Ils consistent à doser les paramètres reflétant le remodelage osseux.

-> Les phosphatases alcalines sériques et l'hydroxyprolinurie

Leur dosage sert à la surveillance de l'évolution de la maladie et de l'efficacité des traitements. Leur augmentation est proportionnelle à l'étendue et à l'activité de la maladie.

Les valeurs peuvent être normales dans les formes localisées sur un seul os.
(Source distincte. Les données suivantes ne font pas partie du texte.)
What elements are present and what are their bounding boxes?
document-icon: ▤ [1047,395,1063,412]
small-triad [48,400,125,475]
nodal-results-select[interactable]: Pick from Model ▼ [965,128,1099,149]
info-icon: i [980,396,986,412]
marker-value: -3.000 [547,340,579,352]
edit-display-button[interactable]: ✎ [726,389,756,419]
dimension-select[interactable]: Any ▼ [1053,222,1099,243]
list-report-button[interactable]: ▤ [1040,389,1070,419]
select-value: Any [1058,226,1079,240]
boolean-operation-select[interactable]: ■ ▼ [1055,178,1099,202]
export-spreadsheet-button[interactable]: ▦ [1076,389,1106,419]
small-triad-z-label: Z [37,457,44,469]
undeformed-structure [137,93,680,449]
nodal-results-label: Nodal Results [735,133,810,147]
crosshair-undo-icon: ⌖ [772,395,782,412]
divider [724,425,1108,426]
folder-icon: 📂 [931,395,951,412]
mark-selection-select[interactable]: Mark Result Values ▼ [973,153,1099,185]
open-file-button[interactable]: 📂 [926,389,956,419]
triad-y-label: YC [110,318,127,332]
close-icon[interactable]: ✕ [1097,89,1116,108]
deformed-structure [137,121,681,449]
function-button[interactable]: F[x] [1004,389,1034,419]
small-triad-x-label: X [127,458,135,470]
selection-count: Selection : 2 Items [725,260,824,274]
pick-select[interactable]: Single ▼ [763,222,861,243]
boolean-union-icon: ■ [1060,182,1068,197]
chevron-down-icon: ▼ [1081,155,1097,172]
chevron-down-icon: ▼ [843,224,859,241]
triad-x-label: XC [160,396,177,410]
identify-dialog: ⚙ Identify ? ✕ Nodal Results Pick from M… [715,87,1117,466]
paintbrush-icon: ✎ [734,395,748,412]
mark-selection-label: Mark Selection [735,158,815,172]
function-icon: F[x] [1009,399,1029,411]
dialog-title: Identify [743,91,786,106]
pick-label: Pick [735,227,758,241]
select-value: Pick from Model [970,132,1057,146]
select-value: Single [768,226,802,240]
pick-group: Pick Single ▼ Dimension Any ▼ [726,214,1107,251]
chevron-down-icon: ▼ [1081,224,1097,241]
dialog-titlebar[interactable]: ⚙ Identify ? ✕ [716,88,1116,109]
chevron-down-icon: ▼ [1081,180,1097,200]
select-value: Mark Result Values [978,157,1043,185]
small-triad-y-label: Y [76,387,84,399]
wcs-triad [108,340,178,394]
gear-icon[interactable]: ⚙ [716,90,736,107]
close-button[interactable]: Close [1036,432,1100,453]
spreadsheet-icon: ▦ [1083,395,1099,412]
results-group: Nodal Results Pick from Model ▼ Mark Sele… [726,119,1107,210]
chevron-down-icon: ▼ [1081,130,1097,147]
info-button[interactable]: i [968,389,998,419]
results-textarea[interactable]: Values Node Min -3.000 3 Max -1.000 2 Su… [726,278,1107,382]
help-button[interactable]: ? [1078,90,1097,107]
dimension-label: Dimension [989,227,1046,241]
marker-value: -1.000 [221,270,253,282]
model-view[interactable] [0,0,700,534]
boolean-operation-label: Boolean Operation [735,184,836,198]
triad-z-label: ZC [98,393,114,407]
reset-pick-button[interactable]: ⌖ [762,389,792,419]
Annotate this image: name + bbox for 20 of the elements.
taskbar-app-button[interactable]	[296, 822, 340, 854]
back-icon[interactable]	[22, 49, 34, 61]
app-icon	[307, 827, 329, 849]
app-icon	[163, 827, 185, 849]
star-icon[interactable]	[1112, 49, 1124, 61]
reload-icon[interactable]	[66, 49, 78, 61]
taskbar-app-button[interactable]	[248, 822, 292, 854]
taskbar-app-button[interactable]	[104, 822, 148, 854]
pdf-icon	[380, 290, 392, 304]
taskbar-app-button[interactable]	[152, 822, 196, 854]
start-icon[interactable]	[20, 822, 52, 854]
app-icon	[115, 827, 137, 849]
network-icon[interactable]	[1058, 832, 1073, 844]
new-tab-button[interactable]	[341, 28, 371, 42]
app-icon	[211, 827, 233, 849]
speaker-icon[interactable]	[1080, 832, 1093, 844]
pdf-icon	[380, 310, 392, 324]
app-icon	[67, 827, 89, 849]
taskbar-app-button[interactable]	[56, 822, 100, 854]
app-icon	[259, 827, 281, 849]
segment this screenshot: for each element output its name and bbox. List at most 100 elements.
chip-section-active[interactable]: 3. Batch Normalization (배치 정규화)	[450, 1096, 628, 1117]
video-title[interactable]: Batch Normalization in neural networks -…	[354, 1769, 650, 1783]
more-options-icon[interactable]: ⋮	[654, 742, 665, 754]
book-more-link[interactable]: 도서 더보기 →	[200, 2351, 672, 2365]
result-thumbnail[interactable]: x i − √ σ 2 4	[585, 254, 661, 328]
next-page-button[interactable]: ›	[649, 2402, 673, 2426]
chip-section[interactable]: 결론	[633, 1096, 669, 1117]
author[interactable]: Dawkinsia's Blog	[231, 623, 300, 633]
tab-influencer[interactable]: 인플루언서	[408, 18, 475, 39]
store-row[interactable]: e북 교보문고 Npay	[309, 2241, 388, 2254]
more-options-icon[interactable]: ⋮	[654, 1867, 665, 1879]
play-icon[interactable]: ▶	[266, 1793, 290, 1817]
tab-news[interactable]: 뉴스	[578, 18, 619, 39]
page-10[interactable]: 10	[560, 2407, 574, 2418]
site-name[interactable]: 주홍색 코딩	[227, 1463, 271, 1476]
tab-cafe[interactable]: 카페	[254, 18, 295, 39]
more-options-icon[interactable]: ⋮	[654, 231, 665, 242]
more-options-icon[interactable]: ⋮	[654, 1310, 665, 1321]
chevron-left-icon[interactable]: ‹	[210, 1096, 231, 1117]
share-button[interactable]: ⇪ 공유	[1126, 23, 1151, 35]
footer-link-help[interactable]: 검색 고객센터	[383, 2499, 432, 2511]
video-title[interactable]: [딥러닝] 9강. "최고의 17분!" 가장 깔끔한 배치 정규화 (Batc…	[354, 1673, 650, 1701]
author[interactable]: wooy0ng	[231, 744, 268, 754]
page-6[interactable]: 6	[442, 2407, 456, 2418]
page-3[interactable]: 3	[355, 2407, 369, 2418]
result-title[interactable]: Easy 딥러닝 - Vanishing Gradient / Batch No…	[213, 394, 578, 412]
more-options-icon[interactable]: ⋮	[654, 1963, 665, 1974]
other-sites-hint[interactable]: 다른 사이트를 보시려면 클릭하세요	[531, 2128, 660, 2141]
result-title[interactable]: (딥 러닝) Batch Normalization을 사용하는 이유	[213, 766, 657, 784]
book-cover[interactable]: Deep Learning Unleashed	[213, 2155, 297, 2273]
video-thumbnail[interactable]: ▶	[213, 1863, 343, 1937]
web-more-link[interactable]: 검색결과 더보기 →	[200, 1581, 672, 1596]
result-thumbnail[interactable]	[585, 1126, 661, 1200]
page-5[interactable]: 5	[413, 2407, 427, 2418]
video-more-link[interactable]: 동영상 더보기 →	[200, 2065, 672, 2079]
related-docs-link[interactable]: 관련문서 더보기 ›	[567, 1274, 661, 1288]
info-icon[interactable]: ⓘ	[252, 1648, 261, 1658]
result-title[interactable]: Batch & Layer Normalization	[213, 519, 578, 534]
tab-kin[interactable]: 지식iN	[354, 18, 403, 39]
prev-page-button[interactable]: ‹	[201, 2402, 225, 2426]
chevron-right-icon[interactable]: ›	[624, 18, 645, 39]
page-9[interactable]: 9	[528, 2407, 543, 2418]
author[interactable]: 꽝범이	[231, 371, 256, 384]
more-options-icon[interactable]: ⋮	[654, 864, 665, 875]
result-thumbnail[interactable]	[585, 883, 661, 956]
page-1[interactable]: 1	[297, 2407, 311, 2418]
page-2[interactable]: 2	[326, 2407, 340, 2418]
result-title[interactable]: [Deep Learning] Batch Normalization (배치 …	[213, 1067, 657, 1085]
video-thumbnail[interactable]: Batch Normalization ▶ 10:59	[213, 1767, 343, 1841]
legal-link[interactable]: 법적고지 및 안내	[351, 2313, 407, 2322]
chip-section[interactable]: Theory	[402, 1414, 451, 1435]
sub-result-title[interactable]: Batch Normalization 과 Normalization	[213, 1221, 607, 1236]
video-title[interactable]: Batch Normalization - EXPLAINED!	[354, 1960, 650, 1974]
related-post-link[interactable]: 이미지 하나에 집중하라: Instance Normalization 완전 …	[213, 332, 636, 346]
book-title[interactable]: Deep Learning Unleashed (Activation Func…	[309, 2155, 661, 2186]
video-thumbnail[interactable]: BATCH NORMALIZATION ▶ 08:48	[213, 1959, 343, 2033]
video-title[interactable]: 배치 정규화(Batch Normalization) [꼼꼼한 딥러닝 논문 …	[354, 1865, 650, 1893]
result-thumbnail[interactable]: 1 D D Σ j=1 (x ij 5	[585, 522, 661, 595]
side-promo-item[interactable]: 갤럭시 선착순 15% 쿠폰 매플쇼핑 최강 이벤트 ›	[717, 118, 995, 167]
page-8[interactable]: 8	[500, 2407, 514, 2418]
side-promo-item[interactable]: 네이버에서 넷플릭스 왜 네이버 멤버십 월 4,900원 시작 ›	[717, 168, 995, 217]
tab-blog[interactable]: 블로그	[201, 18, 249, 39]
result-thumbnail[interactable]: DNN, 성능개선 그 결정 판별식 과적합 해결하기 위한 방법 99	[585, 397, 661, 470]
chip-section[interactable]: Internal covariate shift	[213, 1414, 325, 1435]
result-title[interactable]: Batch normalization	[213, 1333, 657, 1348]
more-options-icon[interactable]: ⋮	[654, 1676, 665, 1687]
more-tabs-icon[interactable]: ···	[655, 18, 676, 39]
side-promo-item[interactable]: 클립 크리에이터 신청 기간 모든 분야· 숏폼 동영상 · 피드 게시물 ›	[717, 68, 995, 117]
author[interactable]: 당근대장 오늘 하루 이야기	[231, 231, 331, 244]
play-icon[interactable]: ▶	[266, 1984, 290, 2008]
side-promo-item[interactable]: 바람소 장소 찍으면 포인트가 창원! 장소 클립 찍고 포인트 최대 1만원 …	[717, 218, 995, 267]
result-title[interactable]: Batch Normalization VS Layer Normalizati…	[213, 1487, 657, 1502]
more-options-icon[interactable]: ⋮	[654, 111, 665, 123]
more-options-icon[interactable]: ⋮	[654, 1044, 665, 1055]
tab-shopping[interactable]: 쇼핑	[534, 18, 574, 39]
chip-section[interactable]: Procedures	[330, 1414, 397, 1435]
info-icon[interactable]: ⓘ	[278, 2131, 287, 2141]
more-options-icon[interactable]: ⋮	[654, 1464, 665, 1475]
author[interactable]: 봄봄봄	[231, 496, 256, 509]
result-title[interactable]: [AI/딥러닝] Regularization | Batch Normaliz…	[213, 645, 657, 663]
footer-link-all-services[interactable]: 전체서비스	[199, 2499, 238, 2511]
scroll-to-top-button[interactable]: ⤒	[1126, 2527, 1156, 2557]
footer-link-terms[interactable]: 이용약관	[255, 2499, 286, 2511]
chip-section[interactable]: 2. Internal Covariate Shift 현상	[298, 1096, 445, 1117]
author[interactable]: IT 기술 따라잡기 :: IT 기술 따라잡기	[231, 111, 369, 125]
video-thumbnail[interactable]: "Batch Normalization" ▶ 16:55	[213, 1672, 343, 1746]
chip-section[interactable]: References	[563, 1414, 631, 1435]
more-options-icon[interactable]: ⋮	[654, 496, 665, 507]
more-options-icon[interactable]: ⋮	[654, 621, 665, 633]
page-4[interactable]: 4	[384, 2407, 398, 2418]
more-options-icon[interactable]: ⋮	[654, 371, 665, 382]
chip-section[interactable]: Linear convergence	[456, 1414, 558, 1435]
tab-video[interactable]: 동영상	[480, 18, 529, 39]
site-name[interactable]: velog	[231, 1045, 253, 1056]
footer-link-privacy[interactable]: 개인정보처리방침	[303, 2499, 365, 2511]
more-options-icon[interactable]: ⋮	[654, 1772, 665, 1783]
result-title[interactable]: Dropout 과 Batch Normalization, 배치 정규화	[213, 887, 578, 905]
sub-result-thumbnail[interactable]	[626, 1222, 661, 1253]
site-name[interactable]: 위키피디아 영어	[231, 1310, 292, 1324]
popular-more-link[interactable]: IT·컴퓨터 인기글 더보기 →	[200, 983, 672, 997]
Les phosphatases alcalines sont le reflet d'une hyperactivité ostéoblastique.

L'hydroxyproline urinaire témoigne de l'hyperactivité ostéoclastique. Son dosage tend à être remplacé par celui de la désoxypyridinoline libre.

-> La calcémie, souvent normale, n'est augmentée que s'il existe une hyperparathyroïdie associée ou lors d'immobilisation prolongée.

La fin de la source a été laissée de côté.